Schluss mit Sport. 1965. Ali Flohr nennt es heute ein „gutes Schicksal“. Sein ehemaliger BamS-Chefredakteur Hans Bluhm rief ihn an und bat: „Ali, du musst zu mir kommen und mir helfen, hier versteht mich keiner.“
 
Bluhm war seit einem Jahr Chefredakteur der größten deutschen Programmzeitschrift Hörzu. Ali sagte ja. Ab Dezember 1965 stellvertretender Chefredakteur. Und genau hier beginnt der zweite journalistische Weg des Ali Flohr. Weit weg vom Sport. Mitten im Fernsehen. Mitten in der erfolgreichsten deutschen TV-Zeitschrift.

Zuständig für rund 150 Mitarbeiter und zweistellige Millionenetats
 
Jetzt zuständig für Organisation und Personal. Aber er kannte ja das Geschäft. Zuständig für rund 150 Mitarbeiter und zweistellige Millionenetats. Zuständig für Verbindungen zwischen Redaktion, Verlag, Vertrieb und Anzeigen. Jede Woche die Struktur für das kommende Heft. Mit einem Umfang von bis zu 200 Seiten.
 
Aber – und nun kommt wieder der Journalismus: Zuständig auch für die „Goldene Kamera“. Sein Chefredakteur Hans Bluhm: „Eine Zeitschrift für das Fernsehen mit einer Auflage von fast vier Millionen Exemplaren muss Auszeichnungen an die Fernsehschaffenden vergeben.“ Der erste deutsche Fernsehpreis. Zum ersten Mal am 25. Januar 1966 im Hamburger Hotel „Vier Jahreszeiten“ verliehen.
 
Kleine Anekdote: Verleger Axel Springer betrat den Festsaal erst, als ihm versichert wurde, dass tatsächlich alle angekündigten Preisträger wie Inge Meysel, Hans-Joachim Kulenkampff, Caterina Valente, Wim Thoelke, Harry Valérien und weitere erschienen waren. Ali Flohr hatte alles organisiert, das tat er auch in den nächsten 20 Jahren.
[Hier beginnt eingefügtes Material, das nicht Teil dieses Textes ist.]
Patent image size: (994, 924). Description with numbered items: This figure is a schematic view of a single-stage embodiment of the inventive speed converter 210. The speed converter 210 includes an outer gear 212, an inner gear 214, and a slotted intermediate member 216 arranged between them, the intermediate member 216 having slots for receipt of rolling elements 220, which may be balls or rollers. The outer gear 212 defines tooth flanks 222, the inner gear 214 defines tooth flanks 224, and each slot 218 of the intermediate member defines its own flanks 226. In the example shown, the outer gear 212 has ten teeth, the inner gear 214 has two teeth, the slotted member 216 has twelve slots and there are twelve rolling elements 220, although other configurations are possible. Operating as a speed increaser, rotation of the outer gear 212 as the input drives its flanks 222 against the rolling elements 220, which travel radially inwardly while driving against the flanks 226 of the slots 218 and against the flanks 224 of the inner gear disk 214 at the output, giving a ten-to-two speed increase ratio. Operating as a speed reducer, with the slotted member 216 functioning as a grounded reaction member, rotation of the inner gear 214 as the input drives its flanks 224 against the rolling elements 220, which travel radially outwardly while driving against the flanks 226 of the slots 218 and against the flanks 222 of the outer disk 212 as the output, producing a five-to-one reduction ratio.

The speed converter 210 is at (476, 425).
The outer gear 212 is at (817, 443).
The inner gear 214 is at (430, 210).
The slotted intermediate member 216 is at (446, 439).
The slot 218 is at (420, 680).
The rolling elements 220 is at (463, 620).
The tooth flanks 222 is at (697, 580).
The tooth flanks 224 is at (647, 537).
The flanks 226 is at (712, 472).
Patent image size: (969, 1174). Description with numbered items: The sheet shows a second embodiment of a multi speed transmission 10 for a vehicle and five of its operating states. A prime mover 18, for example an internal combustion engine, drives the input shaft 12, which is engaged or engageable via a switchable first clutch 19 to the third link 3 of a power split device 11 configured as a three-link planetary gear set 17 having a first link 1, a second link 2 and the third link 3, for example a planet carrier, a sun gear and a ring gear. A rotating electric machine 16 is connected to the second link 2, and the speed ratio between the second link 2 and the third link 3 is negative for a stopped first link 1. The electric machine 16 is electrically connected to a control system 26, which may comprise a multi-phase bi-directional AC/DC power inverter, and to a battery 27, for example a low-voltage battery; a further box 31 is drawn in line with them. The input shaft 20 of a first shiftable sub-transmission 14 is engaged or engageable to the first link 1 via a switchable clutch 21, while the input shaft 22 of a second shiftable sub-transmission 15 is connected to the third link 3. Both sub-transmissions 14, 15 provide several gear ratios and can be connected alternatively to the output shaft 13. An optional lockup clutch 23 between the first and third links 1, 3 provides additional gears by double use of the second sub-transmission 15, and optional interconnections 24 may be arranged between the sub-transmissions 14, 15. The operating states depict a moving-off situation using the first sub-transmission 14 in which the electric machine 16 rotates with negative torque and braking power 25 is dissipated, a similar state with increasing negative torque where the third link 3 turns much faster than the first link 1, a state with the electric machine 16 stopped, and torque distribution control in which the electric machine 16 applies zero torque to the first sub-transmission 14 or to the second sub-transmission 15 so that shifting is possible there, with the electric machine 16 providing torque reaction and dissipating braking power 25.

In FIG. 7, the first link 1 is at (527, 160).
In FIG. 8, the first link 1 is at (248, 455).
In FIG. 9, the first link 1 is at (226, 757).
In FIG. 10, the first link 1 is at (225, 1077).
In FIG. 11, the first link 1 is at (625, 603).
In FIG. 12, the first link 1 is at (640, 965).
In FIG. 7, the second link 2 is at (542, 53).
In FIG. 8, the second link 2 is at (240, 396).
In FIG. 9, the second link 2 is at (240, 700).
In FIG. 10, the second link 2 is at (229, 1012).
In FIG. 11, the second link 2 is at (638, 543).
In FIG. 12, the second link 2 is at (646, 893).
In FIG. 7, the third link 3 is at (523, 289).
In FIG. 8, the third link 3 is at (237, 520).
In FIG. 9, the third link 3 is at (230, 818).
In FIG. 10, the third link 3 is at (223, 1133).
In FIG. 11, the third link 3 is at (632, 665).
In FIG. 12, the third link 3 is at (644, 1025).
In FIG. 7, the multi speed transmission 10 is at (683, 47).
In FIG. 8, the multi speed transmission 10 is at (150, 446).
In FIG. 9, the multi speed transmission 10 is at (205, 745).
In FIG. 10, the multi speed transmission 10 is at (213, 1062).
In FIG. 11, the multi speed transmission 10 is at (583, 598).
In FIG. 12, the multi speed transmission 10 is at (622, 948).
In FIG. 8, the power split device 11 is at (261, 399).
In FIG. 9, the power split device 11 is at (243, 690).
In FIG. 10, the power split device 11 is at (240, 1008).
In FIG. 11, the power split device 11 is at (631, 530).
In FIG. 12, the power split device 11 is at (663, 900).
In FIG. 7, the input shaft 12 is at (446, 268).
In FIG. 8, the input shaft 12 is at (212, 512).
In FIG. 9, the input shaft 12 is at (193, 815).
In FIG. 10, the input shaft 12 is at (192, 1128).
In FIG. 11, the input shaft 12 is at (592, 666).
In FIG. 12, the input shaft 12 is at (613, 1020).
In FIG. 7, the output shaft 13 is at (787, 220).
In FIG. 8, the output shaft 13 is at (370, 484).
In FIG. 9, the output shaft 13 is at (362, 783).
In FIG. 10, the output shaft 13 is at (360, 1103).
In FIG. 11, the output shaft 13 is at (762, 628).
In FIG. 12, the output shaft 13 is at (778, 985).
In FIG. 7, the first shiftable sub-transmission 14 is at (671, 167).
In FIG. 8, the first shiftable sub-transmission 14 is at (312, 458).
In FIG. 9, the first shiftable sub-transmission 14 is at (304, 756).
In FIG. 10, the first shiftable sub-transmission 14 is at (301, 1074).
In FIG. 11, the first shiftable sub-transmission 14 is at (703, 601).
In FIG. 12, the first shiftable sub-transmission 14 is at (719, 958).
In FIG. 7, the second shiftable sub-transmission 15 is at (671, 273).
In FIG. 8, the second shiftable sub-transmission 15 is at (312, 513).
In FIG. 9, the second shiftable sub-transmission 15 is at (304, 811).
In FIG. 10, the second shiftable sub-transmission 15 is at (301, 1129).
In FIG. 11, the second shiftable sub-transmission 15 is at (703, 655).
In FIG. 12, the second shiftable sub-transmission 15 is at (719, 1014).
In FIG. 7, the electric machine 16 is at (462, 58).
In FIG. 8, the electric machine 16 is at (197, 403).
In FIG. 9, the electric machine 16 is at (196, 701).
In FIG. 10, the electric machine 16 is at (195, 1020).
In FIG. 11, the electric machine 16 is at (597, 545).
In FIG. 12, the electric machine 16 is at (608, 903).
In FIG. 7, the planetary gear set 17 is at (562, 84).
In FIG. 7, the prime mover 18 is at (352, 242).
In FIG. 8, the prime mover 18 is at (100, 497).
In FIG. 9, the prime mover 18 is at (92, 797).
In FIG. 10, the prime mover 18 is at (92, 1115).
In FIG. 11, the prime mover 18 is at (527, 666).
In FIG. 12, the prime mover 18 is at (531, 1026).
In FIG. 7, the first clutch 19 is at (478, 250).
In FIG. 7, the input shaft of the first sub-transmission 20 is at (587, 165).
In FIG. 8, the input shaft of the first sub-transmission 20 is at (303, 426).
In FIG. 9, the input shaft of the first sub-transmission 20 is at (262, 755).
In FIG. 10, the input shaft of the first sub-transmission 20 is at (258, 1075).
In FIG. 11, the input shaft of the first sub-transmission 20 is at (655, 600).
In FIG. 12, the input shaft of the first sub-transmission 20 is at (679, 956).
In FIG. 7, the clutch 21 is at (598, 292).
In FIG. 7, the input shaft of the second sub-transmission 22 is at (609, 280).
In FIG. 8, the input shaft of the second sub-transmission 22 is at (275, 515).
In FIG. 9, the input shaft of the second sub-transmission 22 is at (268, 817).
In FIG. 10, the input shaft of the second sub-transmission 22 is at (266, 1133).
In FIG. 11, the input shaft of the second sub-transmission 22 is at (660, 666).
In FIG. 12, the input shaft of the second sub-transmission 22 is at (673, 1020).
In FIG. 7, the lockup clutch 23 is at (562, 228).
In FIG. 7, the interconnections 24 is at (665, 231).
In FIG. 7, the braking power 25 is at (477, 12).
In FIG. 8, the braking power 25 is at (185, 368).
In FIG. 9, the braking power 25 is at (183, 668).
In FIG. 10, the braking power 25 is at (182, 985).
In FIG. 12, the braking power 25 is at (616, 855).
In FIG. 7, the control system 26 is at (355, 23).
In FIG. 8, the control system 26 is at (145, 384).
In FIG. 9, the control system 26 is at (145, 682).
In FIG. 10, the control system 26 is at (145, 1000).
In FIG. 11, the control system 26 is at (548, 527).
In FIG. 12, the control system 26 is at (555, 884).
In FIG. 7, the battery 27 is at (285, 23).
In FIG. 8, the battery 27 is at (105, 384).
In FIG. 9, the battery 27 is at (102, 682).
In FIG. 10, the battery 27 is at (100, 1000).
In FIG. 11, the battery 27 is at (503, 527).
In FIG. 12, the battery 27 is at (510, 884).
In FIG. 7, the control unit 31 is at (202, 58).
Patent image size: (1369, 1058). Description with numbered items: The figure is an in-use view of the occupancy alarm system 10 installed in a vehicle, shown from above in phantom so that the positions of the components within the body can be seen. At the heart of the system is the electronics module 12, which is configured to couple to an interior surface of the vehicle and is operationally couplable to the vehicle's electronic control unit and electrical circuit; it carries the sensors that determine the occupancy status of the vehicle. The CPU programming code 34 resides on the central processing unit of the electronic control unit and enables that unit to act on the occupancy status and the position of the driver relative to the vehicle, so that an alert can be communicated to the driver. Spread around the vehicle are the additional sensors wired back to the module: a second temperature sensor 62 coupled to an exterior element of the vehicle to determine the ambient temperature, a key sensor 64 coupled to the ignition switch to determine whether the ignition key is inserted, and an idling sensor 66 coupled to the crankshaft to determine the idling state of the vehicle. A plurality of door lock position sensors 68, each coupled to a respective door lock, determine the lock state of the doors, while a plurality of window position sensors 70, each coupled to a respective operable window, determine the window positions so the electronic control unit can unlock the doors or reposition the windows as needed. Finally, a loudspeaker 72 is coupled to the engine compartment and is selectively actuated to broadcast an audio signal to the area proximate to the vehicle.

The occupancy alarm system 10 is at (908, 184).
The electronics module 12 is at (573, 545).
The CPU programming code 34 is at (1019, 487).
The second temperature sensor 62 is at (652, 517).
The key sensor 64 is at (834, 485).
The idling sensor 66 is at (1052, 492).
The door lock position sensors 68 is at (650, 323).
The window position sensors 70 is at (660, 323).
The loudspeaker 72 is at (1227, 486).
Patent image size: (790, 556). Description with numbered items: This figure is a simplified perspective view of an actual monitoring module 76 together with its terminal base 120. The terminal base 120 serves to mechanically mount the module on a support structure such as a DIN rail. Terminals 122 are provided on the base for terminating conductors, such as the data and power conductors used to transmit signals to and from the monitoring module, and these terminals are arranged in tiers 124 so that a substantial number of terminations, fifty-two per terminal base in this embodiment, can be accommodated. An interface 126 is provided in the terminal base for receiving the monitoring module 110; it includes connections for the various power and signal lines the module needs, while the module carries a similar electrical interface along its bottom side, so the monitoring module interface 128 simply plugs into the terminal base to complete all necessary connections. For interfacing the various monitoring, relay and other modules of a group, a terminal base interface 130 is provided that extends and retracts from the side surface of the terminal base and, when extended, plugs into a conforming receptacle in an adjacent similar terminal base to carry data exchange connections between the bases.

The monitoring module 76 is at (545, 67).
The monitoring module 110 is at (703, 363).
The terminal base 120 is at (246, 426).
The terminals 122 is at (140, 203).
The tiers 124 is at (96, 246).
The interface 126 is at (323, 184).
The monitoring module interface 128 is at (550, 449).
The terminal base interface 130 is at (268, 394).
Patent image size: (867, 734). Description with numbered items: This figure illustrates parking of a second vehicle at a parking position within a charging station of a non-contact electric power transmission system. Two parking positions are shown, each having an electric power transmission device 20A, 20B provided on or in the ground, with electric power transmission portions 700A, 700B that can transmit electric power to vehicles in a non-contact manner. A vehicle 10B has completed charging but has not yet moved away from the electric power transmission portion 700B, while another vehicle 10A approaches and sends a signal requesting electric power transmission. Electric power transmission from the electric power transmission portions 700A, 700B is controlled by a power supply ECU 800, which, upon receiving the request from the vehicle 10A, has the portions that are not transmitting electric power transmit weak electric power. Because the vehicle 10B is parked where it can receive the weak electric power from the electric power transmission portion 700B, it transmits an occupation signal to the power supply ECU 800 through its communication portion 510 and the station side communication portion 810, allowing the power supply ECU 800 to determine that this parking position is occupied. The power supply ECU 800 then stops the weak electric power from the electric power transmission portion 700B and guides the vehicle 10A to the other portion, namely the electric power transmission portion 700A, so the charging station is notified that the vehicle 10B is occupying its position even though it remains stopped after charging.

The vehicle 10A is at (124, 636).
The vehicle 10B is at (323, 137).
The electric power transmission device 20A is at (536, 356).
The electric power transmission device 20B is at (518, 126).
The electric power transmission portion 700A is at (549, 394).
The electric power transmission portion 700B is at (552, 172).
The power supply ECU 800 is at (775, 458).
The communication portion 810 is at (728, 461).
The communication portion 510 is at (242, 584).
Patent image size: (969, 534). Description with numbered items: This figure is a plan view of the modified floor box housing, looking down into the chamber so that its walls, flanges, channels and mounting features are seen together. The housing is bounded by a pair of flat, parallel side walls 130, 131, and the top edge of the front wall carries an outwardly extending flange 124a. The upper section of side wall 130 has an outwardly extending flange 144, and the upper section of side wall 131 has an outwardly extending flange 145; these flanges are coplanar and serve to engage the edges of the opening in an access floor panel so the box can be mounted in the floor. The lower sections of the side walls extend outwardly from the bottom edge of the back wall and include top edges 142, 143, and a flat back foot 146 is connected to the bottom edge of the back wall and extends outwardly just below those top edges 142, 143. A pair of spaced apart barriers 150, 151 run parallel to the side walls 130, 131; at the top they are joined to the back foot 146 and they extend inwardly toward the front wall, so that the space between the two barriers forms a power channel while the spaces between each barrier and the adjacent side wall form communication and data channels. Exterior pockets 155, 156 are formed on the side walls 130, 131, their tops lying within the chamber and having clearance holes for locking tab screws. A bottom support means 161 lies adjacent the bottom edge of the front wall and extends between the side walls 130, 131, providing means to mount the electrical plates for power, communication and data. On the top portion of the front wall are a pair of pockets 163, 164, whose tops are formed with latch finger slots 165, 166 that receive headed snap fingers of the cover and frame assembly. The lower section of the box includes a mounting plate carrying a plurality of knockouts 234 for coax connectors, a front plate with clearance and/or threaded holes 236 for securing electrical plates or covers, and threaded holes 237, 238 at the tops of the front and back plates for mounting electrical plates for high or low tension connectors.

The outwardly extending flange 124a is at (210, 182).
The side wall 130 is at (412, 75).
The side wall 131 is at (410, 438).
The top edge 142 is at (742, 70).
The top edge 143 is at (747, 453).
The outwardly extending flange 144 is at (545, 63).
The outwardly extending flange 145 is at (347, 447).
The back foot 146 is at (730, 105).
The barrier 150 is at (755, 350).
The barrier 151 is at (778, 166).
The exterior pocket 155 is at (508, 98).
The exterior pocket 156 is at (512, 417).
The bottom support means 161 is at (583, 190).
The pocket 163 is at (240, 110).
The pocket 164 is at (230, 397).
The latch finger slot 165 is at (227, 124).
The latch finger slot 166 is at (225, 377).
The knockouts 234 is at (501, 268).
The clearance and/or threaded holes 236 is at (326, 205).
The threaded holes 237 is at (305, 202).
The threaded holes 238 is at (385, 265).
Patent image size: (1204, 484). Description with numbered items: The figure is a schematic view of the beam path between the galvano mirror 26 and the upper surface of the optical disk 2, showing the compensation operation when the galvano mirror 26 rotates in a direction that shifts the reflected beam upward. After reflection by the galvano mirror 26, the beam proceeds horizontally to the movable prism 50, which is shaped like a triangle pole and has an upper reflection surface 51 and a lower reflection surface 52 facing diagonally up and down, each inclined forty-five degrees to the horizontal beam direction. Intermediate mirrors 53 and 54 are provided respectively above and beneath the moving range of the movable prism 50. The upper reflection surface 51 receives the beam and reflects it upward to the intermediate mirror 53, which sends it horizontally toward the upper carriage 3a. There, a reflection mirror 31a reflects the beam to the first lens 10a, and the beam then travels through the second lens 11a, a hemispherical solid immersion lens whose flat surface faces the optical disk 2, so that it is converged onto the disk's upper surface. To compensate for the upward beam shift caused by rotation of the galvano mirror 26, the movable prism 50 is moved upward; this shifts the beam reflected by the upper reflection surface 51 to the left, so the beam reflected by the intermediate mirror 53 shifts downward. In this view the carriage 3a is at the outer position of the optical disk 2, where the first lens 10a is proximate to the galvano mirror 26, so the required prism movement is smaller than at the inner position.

Reisen mit seiner Frau Lieselotte, Ballett-Besuche und Jazz hören
 
Das Ende des zweiten journalistischen Weges. Beide Wege waren so wunderbar erfolgreich. Im März 1987 beendete Ali seine großartige und überaus erfolgreiche Laufbahn im Journalismus, ging in den vorzeitigen Ruhestand und hatte jetzt endlich mehr Zeit für die Familie – am liebsten Reisen mit seiner Frau Lieselotte, Ballett-Besuche (Ali kannte den Goldene-Kamera-Preisträger John Neumeier gut) und Jazz hören.
 
Der Swing war seit den späten 1940er-Jahren seine Leidenschaft gewesen, die er jetzt auch sportlich umsetzte – als Turniertänzer mit seiner Frau. Als dann auch noch Enkel hinzukamen, konnte Ali ein weiteres, längst verschüttet geglaubtes Talent auspacken: Er malte und zeichnete für die Kinder, was das Zeug hielt. Seine Werke füllen heute ganze Schränke.
 
Inzwischen lebt er gut behütet und versorgt im Hamburger Alsterdomizil und freut sich jeden Tag über den Blick auf das Wellingsbütteler Torhaus. Wir wünschen alles Gute!